= Alex Pierson =

Canadian broadcaster (born 1971)

Alex Pierson (born October 17, 1971 in Hamilton, Ontario) is a Canadian broadcaster.

==Biography==
She began working in television in 1995 at CHCH-TV in Hamilton, and later became an employee of CKAL-TV in Calgary. A few years later she returned and began working at CKVR-TV in Barrie, followed by her joining CITY-TV in Toronto.

For a few years she was the co-anchor of Toronto's 11 p.m. CityNews with Mark Dailey, as well as a reporter for CityNews at Six and cp24. She left Citytv in September 2006. After a hiatus from television news, she returned and joined CIII-TV as a reporter. After 4 years reporting on courts and crime and anchoring the weekend news, Pierson left to take an anchor position with Sun News Network.

In 2011, the Sun News Network announced Pierson would be co-host of The Roundtable, the network's morning show, along with Pat Bolland and Andrea Slobodian. and subsequently hosted AM Agenda and was host of Straight Talk until Sun News Network closed in early 2015.

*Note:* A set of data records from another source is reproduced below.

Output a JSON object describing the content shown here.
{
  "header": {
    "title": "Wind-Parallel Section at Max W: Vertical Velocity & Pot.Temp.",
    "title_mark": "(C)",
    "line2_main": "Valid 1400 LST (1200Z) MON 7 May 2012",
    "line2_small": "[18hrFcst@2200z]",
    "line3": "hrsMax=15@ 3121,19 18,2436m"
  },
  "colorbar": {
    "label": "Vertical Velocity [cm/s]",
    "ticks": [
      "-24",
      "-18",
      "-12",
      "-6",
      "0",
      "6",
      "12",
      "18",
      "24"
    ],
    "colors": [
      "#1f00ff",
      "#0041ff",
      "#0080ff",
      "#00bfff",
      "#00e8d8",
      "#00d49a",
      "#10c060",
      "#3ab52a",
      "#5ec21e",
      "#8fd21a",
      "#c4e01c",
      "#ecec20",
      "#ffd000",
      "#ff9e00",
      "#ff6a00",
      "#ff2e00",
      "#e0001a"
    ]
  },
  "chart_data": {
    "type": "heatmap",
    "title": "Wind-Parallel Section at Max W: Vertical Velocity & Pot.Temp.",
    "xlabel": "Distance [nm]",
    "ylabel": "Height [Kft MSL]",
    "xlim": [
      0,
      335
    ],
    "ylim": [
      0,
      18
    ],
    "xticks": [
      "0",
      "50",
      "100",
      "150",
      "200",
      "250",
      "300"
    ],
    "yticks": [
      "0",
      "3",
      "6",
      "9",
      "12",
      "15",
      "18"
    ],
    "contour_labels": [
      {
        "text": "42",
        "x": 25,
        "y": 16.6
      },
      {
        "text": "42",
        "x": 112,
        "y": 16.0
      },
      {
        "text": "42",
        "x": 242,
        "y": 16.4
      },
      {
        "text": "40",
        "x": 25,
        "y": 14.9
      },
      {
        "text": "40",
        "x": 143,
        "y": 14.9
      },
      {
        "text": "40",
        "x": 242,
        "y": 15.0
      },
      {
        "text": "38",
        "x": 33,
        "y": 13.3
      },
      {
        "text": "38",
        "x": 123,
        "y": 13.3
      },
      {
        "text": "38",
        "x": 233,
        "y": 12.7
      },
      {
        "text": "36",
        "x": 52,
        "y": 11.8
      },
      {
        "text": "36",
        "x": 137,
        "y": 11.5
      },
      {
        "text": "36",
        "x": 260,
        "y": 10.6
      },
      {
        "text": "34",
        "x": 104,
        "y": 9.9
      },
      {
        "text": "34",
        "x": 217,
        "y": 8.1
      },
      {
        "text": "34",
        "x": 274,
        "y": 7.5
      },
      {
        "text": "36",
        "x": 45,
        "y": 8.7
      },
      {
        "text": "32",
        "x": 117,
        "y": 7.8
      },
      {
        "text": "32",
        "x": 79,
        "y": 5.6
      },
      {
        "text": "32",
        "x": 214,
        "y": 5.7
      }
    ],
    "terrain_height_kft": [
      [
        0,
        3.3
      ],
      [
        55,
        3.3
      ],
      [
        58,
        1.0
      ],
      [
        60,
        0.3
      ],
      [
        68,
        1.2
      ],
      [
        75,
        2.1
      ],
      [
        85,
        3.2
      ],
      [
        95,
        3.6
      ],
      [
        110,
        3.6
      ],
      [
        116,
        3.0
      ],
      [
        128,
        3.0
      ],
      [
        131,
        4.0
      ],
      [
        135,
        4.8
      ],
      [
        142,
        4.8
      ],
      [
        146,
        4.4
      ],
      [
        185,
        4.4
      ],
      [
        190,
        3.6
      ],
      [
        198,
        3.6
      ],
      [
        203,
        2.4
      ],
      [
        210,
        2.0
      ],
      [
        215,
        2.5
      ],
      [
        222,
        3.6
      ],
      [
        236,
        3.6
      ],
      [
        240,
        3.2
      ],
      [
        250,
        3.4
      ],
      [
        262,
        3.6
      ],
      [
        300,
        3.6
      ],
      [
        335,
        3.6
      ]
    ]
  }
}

By 2017, Pierson was working as a radio personality at 640 Toronto. She hosted an evening talk radio show, ON Point with Alex Pierson which was also syndicated for broadcast on Global News Radio 980 CFPL in London, Ontario and Global News Radio 900 CHML in Hamilton, Ontario. In 2024, she moved to afternoons. She has been on an unexplained hiatus from her show since late March 2026, with fill-in hosts substituting (although it is still branded and promoted as the Alex Pierson Show).